Carboxypeptidase E protects hippocampal neurons during stress in male mice by up-regulating prosurvival BCL2 protein expression.

S R K Murthy1, E Thouennon, W-S Li, Y Cheng, J Bhupatkar, N X Cawley, M Lane, I Merchenthaler, Y P Loh.   

Abstract

Prolonged chronic stress causing elevated plasma glucocorticoids leads to neurodegeneration. Adaptation to stress (allostasis) through neuroprotective mechanisms can delay this process. Studies on hippocampal neurons have identified carboxypeptidase E (CPE) as a novel neuroprotective protein that acts extracellularly, independent of its enzymatic activity, although the mechanism of action is unclear.
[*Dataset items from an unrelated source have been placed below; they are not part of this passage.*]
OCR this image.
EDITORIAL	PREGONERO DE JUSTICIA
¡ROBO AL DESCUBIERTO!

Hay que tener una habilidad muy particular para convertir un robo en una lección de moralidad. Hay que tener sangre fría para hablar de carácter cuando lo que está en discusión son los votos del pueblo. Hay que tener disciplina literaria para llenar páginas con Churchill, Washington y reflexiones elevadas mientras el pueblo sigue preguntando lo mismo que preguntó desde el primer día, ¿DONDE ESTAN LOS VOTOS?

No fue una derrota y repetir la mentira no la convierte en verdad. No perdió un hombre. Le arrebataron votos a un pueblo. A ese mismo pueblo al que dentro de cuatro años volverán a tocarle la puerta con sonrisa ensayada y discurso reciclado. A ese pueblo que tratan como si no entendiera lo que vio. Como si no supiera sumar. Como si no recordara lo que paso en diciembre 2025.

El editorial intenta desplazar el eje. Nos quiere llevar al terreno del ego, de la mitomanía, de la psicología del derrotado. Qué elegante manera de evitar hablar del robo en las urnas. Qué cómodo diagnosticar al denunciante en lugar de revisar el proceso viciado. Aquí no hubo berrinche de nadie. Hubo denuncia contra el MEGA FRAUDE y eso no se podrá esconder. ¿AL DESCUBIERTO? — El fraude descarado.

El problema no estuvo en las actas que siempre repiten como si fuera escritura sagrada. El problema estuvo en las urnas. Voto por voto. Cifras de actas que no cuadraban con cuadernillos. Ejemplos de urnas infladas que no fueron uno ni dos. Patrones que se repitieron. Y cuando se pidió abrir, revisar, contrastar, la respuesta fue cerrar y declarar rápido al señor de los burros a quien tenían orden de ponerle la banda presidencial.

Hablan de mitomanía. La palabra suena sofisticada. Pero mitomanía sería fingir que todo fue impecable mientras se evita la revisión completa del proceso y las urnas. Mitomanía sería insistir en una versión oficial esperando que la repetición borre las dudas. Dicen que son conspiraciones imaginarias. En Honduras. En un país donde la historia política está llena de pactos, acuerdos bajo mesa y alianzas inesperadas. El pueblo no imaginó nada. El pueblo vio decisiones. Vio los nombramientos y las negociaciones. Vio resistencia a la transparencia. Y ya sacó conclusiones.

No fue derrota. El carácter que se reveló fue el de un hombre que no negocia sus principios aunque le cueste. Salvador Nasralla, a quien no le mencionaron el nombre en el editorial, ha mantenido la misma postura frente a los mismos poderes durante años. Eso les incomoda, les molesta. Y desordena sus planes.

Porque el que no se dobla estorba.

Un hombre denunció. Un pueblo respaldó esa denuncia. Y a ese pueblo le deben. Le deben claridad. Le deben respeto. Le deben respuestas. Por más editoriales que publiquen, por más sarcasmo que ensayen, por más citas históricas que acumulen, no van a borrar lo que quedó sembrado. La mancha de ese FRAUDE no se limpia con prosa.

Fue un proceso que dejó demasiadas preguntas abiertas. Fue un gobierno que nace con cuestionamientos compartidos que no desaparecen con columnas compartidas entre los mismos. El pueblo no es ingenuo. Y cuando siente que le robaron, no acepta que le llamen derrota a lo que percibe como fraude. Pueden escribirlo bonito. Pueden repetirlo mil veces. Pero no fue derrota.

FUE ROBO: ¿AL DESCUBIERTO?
Here, we aim to determine if CPE plays a neuroprotective role in allostasis in mouse hippocampus during chronic restraint stress (CRS), and the molecular mechanisms involved. Quantitative RT-PCR/in situ hybridization and Western blots were used to assay for mRNA and protein. After mild CRS (1 h/d for 7 d), CPE protein and mRNA were significantly elevated in the hippocampal CA3 region, compared to naïve littermates. In addition, luciferase reporter assays identified a functional glucocorticoid regulatory element within the cpe promoter that mediated the up-regulation of CPE expression in primary hippocampal neurons following dexamethasone treatment, suggesting that circulating plasma glucocorticoids could evoke a similar effect on CPE in the hippocampus in vivo. Overexpression of CPE in hippocampal neurons, or CRS in mice, resulted in elevated prosurvival BCL2 protein/mRNA and p-AKT levels in the hippocampus; however, CPE(-/-) mice showed a decrease. Thus, during mild CRS, CPE expression is up-regulated, possibly contributed by glucocorticoids, to mediate neuroprotection of the hippocampus by enhancing BCL2 expression through AKT signaling, and thereby maintaining allostasis.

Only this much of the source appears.